Back to all posts

Prefetch vs Amcache vs ShimCache

Windows records evidence of program execution in at least three separate places, each with its own format, retention, and quirks:

  • Prefetch (C:\Windows\Prefetch\*.pf) — per-execution timing cache
  • Amcache (C:\Windows\AppCompat\Programs\Amcache.hve) — registry hive of program inventory
  • ShimCache / AppCompatCache (HKLM\SYSTEM\CurrentControlSet\Control\Session Manager\AppCompatCache) — registry-backed compatibility cache

They overlap. They disagree. They each capture something the others miss.

Prefetch — the timing story

Prefetch tells you when a program ran and how often. Each .pf file holds up to eight recent run timestamps and a run counter. It also holds the list of files the executable loaded on its first run, which is useful for malware analysis.

What prefetch does not give you: a complete list of every program that ever ran. Files are deleted when the cache fills (typically capped at 1024 files), so a busy workstation will rotate out older entries. It is also routinely disabled on Windows Server.

Reach for prefetch when you need run frequency, recency, or the load fingerprint of an executable. Use the parser on this site to surface all of that in one pass.
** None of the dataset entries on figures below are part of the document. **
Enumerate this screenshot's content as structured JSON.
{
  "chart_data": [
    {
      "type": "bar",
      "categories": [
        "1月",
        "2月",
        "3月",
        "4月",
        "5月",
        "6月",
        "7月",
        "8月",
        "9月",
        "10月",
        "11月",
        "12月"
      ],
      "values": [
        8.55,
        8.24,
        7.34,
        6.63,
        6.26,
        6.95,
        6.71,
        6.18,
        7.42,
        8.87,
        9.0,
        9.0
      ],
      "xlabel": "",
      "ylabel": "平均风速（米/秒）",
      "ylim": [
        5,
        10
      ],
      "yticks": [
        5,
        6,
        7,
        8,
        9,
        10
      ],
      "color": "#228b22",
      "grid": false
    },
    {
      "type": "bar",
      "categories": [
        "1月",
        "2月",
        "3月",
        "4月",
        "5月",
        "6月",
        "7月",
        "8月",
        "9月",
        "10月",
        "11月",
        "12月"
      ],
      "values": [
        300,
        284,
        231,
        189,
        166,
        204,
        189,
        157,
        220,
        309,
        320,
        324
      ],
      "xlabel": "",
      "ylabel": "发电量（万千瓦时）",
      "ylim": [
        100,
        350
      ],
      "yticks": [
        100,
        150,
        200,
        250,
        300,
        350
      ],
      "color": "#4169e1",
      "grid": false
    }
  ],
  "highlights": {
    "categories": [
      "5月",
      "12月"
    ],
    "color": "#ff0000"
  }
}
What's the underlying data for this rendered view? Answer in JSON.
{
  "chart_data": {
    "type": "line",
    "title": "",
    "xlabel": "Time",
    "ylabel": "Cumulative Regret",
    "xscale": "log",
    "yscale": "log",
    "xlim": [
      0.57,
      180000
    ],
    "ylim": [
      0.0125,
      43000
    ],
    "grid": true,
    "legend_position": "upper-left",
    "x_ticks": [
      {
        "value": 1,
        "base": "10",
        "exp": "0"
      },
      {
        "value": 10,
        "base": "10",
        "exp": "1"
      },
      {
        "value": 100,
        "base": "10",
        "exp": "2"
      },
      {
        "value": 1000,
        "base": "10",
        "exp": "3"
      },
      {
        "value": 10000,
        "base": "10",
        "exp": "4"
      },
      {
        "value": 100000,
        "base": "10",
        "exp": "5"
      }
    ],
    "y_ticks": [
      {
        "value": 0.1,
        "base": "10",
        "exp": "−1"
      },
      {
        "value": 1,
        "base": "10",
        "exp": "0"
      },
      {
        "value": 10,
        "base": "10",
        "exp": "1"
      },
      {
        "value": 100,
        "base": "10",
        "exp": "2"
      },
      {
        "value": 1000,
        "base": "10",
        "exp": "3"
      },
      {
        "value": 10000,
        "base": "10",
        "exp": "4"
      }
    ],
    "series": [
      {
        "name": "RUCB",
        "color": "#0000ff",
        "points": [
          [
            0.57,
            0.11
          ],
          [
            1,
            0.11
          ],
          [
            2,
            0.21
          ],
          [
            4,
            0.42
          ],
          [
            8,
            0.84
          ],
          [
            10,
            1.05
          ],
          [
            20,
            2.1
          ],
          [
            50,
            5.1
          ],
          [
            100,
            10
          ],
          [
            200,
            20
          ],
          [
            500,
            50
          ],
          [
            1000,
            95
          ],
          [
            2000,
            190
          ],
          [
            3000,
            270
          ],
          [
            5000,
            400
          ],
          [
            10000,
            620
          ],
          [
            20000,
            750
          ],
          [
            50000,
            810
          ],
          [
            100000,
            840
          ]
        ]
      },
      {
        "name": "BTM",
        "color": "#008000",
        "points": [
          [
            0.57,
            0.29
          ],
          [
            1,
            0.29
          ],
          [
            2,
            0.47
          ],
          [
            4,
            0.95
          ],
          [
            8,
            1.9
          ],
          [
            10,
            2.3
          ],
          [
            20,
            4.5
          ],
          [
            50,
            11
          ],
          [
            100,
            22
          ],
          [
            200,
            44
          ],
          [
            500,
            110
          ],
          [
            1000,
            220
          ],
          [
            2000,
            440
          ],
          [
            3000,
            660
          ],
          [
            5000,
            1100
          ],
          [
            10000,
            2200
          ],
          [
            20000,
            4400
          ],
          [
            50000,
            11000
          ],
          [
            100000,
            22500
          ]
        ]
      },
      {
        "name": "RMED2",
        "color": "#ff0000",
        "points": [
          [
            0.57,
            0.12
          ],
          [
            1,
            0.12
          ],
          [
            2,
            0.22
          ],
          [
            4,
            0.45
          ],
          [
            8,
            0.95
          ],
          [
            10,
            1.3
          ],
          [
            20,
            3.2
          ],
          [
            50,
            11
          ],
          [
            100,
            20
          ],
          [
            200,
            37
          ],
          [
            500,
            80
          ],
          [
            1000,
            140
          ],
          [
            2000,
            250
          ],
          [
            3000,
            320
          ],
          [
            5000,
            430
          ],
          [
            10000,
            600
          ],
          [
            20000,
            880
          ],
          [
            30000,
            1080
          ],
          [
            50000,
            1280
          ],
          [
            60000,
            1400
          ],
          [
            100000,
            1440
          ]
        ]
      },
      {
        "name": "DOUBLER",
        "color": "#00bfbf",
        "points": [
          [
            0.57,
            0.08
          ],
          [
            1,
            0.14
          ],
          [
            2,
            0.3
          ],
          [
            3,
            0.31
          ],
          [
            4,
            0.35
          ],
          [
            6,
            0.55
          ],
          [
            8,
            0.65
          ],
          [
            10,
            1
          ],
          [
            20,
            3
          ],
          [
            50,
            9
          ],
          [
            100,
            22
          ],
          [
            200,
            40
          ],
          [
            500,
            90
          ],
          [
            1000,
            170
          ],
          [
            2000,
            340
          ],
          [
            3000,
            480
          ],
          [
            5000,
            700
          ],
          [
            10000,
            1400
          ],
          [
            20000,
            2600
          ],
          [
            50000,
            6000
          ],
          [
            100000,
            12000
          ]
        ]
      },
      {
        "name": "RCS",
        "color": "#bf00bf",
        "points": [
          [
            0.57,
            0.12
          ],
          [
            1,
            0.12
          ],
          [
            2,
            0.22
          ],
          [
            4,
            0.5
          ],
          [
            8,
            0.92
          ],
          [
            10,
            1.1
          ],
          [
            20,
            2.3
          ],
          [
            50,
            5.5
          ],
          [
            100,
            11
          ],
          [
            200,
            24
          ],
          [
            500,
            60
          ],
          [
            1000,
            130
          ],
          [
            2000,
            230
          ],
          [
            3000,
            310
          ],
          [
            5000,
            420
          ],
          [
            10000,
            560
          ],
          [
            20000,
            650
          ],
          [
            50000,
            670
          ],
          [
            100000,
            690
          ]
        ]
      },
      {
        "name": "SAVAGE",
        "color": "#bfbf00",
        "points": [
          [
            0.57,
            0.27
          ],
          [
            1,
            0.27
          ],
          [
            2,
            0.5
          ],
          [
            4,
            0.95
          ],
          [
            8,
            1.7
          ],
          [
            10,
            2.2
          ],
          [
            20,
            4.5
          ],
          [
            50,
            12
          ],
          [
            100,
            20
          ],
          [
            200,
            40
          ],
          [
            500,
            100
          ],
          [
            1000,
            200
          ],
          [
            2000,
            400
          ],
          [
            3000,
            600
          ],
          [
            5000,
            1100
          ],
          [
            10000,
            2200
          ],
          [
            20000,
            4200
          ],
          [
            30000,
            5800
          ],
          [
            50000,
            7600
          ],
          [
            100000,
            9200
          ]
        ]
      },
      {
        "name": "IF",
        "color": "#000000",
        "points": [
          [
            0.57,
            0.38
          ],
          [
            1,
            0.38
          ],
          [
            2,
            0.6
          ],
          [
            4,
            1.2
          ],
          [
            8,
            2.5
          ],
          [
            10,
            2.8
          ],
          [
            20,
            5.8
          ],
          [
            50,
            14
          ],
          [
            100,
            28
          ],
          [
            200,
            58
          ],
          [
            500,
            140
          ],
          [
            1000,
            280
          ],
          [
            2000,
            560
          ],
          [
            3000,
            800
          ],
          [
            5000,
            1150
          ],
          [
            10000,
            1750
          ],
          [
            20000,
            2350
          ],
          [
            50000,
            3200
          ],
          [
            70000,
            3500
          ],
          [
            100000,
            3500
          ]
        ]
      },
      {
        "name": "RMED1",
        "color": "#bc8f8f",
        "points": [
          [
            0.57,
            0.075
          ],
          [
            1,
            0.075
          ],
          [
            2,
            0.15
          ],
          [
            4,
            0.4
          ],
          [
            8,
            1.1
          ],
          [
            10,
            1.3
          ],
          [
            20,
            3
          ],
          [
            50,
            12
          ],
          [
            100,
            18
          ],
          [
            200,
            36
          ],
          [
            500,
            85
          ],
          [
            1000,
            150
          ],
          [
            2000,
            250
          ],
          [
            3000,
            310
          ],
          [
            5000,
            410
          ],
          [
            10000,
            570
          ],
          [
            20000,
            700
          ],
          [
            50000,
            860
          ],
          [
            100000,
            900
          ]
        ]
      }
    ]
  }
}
Amcache — the inventory story

Amcache is a registry hive (Amcache.hve) that the Windows Application Compatibility infrastructure populates. It records metadata for every binary the system has seen, not just the ones it has run. This makes Amcache the broader inventory: SHA-1 hashes, file sizes, publisher, version, installation timestamps, and whether the binary is signed.

Where prefetch tells you a program ran eight times last Tuesday, Amcache tells you the program exists, what its SHA-1 is, and roughly when it appeared on the system. The two combine well: prefetch's run count plus Amcache's hash is enough to identify "this exact binary was executed N times."

For Amcache parsing, see the Amcache Parser.

ShimCache — the compatibility story

ShimCache (also called AppCompatCache) is older and shallower than the other two. It records file path, last-modified timestamp, and a flag indicating execution, with a hard cap of around 1024 entries on modern Windows. It exists primarily to feed the application-compatibility shimming engine, not to serve forensics.

ShimCache wins in one specific scenario: when prefetch has been disabled or wiped and Amcache is unavailable, ShimCache may still hold a record. It is also useful as a corroboration source — if all three artifacts agree on a path and timestamp, the evidence is strong.

Which one first?

For most "did this program run" investigations, the order is:

  1. Prefetch for runtime evidence and recency
  2. Amcache for hash, version, and broader inventory
  3. ShimCache as a corroborating fallback when the first two are incomplete or suspect

Each parser in this fleet handles one of these artifacts. Together they cover the gap that any single one of them leaves.